Step 4: Confirm and execute

mp runs confirm <run-id>
mp runs execute <run-id> --wait

The --wait flag blocks until all payouts complete. Without it, the agent would need to poll /sync manually.

Step 5: Report results

mp runs get <run-id> -f json

The agent reads the final status and composes a summary: 42 employees paid, $85,000 total, 0 failures, all transaction hashes recorded.

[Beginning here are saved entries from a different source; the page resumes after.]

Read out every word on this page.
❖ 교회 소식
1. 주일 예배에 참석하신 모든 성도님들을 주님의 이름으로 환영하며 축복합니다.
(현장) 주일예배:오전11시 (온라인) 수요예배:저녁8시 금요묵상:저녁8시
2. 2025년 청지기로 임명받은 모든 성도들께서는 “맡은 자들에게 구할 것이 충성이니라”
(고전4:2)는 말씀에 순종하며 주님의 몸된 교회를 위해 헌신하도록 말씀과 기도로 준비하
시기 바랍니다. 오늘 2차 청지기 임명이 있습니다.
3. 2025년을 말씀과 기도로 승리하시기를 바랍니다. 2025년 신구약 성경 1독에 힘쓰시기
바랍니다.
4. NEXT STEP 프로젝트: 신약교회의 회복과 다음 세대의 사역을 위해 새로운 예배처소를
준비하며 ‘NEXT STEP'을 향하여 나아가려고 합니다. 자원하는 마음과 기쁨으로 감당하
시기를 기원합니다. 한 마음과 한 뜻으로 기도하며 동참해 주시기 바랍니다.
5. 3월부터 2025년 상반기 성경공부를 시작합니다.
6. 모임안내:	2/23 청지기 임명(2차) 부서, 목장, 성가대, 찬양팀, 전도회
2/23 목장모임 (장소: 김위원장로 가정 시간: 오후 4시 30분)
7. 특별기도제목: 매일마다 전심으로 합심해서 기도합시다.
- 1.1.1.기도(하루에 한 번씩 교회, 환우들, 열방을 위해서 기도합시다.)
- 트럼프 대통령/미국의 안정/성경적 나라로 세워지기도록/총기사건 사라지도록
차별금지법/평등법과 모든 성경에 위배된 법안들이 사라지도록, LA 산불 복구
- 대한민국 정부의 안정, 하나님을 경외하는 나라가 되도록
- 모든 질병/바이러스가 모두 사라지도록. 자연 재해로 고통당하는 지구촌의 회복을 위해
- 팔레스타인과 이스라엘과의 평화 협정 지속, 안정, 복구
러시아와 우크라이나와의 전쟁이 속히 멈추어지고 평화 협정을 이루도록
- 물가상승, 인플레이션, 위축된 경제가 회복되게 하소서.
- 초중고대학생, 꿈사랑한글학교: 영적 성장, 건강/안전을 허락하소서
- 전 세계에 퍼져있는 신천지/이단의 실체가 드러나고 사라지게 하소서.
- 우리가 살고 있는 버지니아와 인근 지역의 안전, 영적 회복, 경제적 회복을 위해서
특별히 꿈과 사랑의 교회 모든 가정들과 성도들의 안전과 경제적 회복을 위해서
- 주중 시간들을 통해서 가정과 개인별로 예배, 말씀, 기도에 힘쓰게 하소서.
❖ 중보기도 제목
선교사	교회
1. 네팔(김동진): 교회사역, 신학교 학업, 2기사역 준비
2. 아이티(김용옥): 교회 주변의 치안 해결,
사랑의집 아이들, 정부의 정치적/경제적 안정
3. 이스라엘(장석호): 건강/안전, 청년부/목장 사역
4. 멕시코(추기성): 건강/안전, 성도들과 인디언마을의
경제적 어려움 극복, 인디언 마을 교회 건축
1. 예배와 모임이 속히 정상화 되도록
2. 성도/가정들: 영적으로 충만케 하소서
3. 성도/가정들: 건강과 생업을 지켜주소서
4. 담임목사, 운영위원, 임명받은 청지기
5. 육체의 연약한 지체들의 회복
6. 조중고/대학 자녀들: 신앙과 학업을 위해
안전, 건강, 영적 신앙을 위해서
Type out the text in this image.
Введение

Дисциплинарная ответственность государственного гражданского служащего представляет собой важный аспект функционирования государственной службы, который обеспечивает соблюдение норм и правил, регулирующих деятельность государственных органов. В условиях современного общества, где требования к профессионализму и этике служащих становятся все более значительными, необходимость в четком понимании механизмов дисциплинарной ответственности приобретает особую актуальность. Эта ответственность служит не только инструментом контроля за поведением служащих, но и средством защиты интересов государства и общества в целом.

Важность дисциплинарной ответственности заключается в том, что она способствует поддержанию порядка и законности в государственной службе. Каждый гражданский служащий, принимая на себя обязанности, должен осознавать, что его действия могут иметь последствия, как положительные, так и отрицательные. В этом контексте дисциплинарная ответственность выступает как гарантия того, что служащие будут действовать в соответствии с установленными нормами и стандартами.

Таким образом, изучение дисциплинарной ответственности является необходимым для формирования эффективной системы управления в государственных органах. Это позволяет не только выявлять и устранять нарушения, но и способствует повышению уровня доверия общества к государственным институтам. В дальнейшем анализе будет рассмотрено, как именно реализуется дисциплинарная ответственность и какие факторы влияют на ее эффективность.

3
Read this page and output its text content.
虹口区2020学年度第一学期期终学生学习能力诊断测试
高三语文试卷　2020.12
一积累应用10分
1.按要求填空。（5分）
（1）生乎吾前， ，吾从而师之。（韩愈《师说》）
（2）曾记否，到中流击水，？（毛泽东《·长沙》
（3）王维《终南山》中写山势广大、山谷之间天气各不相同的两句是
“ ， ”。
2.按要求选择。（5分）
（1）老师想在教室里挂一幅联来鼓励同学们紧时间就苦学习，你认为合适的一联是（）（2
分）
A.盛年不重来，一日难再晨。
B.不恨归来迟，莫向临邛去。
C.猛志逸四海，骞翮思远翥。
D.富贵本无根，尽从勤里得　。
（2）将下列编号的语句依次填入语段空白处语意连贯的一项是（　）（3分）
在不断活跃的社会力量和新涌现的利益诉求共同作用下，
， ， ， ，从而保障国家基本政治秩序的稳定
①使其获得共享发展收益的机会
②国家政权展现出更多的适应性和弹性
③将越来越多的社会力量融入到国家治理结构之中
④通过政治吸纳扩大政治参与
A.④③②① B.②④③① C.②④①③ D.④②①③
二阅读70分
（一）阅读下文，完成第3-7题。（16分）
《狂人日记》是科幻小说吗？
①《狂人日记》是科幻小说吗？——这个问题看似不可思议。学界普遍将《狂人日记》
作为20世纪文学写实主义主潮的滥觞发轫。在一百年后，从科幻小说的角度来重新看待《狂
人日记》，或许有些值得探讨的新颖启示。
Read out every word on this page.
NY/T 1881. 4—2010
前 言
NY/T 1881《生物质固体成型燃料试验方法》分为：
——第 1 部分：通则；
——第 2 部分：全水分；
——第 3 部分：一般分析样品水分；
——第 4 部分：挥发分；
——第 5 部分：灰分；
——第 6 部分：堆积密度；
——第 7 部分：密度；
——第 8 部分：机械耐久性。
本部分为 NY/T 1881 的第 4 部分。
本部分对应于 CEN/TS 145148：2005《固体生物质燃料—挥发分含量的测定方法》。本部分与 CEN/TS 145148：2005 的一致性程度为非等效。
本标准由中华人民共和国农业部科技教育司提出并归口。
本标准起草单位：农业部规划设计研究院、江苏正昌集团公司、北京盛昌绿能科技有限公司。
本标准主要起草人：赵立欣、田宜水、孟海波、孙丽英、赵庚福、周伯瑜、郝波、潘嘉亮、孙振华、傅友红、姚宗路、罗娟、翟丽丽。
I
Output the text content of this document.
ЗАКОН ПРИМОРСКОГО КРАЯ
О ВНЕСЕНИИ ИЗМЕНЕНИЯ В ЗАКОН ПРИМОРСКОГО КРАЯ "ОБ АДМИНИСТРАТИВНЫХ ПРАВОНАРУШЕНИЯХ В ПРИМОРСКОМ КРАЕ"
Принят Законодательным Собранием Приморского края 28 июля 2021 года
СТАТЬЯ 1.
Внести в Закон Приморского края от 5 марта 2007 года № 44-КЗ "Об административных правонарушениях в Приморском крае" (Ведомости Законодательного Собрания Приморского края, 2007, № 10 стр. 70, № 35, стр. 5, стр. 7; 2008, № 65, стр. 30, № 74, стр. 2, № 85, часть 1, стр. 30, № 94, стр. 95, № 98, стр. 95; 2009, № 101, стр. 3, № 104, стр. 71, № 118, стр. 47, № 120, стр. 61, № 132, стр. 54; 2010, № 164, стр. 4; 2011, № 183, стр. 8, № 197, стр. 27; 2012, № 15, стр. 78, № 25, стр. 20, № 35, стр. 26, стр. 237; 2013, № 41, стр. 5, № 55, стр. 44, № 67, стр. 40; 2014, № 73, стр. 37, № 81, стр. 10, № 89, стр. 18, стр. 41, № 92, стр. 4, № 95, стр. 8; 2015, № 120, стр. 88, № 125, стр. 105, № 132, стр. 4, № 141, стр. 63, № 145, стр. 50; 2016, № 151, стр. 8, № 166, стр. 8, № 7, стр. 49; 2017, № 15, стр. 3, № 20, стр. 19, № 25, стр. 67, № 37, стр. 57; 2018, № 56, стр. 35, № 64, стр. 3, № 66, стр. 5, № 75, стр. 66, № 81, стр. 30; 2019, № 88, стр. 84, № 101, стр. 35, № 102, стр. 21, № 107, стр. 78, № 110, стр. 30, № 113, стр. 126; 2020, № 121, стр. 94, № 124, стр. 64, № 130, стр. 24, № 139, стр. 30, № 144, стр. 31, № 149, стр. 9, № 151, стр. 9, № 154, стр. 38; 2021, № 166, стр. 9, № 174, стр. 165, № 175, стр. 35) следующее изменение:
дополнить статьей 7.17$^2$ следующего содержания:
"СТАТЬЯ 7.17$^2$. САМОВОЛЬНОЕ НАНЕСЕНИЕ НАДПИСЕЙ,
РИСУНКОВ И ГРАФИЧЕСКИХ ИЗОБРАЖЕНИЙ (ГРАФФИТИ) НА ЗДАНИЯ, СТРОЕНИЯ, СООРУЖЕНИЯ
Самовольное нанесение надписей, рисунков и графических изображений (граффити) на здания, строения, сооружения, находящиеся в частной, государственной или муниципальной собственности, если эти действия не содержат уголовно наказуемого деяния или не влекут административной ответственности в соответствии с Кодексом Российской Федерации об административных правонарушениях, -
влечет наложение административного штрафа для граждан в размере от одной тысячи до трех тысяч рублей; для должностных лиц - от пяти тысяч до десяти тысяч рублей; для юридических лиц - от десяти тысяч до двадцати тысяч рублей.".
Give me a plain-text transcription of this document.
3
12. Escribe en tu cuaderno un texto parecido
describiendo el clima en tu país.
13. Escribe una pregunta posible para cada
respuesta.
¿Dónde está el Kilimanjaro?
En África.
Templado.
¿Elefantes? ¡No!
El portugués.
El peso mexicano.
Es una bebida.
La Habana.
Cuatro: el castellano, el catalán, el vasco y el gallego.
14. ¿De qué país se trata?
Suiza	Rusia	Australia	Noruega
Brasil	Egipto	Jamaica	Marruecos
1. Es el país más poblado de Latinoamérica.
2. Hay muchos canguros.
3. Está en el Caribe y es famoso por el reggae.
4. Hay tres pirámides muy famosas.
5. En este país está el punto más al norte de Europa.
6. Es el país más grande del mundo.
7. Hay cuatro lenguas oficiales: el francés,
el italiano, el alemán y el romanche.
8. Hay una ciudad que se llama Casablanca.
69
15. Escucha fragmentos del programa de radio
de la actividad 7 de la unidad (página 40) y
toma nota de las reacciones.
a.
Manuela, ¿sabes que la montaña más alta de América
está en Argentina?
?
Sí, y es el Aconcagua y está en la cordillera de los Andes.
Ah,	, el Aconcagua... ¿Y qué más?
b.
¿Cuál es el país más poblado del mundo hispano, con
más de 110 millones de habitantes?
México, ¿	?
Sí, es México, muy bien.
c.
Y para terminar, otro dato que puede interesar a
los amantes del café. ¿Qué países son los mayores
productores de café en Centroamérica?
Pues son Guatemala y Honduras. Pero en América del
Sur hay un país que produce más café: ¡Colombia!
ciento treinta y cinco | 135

Generating Tool Definitions

For LLM frameworks that use tool/function calling, convert the OpenAPI spec into tool definitions:

curl https://money.motivationlabs.ai/api/v1/openapi.json

Example tool definition for "create run":

{
  "name": "create_payroll_run",
  "description": "Create a new payroll run for the given pay period",
  "parameters": {
    "type": "object",
    "properties": {
      "period_start": { "type": "string", "format": "date" },
      "period_end": { "type": "string", "format": "date" },
      "label": { "type": "string" },
      "type": { "type": "string", "enum": ["regular", "ad_hoc", "reimbursement"] }
    },
    "required": ["period_start", "period_end"]
  }
}

Scoping Permissions

Don't give an agent full access. Use scoped API keys:

| Agent role | Scopes | What it can do | |---|---|---| | Read-only monitor | payroll:read, treasury:read | View runs, check balances, generate reports | | Payroll preparer | payroll:read, payroll:write | Create and prepare runs, but NOT execute | | Full operator | payroll:*, employees:read, treasury:read | Full payroll lifecycle including execution |

The "preparer" scope is useful for human-in-the-loop workflows: the agent creates and reviews the run, but a human confirms and executes.

Webhooks for Async Agents

Instead of polling, register a webhook to get push notifications:

mp webhooks create \
  --url https://your-agent.example.com/webhook \
  --events run.completed,payout.failed

The agent's webhook handler receives structured JSON and can react immediately — retrying failures, sending Slack notifications, or updating an internal ledger.

Safety Patterns

  • Start with a test run. Use the test run feature to verify the agent's workflow with small amounts ($5–$10) before going live.
  • Use short-lived API keys. Set expiration on agent keys and rotate regularly.
  • Monitor the audit log. Every API action is logged with the API key ID. Run mp audit list --action run_executed to review agent activity.
  • Separate create and execute. Give the agent payroll:write but not payroll:execute. A human confirms and executes. This keeps a human in the loop for fund movement.

Getting Started

  1. Create an API key at Settings > API Keys in the Motivation Money dashboard.
  2. Install the CLI: npm install -g @motivation-money/cli
  3. Authenticate: mp auth login --key mpk_live_...
  4. Run your first command: mp runs list

The full API reference and CLI reference cover every endpoint and command.